Gallatin is pleased to announce three new appointments to its full-time faculty: Millery Polyné, assistant professor of American studies; Alejandro Velasco, assistant professor of Latin American studies; and Kristin Horton, instructor of theatre directing.

Millery Polyné, a historian by training who earned both his M.A. and Ph.D. from the University of Michigan, Ann Arbor, enjoys teaching and research interests in the history of African American and Afro-Caribbean/Afro-Latino cultural, political, and economic initiatives in the 19th and 20th centuries; U.S. empire building in the Americas; cultural studies; dance; jazz; film; and poetry. He is currently completing his first book, Black Pan-Americanism: African Americans and Haiti within Inter-American Affairs, 1862-1964 (University Press of Florida) and directing the documentary series blacks cropped*crop blacks. A 2003 recipient of the New York Foundation for the Arts Poetry Fellowship, he is also the author of the poetry book Release: Race Love Jazz (Gwo Nèg Press, 2004). Polyné is currently teaching a Gallatin course entitled Black Intellectual Thought in the Atlantic World.

Alejandro Velasco is a historian of modern Latin America whose research and teaching interests are in the areas of social movements, urban culture, and democratization. Before joining the Gallatin faculty, Professor Velasco taught at Hampshire College, where he was a Five College Fellow, and at Duke University, where he received both his M.A. and Ph.D. Professor Velasco’s research has won major funding support from the Social Science Research Council, the American Historical Association, and the Ford and Mellon Foundations, among others, and he has presented widely at both national and international conferences and symposia. He teaches two Gallatin courses this fall: (Re)Imagining Latin America, and a first-year seminar entitled Incivility in the Age of Civil Society.

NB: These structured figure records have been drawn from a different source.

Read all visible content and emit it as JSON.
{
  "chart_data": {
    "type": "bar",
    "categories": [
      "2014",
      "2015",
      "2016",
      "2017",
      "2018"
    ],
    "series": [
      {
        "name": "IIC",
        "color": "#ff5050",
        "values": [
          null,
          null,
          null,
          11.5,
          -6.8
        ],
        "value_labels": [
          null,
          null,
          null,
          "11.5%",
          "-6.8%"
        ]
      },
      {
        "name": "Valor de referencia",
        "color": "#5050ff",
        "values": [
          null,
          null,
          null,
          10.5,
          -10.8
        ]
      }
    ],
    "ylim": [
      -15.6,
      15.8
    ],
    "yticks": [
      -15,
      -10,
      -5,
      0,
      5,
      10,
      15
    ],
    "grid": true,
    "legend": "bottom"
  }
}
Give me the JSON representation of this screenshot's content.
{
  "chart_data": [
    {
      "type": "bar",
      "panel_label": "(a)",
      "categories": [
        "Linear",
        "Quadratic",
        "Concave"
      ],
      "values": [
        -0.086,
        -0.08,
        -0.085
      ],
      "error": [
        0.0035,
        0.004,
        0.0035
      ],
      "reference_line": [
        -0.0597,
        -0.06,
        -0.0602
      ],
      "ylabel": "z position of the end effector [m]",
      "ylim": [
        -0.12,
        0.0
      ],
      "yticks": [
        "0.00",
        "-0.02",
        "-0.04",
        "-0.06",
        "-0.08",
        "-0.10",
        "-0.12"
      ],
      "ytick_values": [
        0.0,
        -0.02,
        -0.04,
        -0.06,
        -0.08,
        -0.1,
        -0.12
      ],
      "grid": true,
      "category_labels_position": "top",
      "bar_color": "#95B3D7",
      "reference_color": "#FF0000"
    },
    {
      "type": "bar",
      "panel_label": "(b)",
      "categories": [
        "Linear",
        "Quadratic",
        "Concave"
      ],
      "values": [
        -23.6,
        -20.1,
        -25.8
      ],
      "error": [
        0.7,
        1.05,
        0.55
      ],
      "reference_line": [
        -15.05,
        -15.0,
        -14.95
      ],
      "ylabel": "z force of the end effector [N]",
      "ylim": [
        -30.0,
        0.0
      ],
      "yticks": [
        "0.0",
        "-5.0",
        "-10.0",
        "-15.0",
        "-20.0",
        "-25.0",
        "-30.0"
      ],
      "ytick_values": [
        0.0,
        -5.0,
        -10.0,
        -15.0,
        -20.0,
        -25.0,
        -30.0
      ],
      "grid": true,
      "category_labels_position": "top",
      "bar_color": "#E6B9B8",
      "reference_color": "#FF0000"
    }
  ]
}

Kristin Horton joins the School for a one-year appointment in the arts faculty. Horton received her M.F.A. from The University of Iowa and has taught and directed at Fordham University, The University of Iowa, Cornell College, the Arena Stage, the Riverside Theatre, and the Kennedy Center, among others. She has received a National Endowment for the Arts grant for directors, has been a resident director at the Oregon Shakespeare Festival, and has received a directing fellowship at the Sundance Theatre Lab. This fall, Horton teaches two Gallatin arts workshops: Stage Direction for the 21st Century, and His Advice to the Players: Shakespeare in Performance.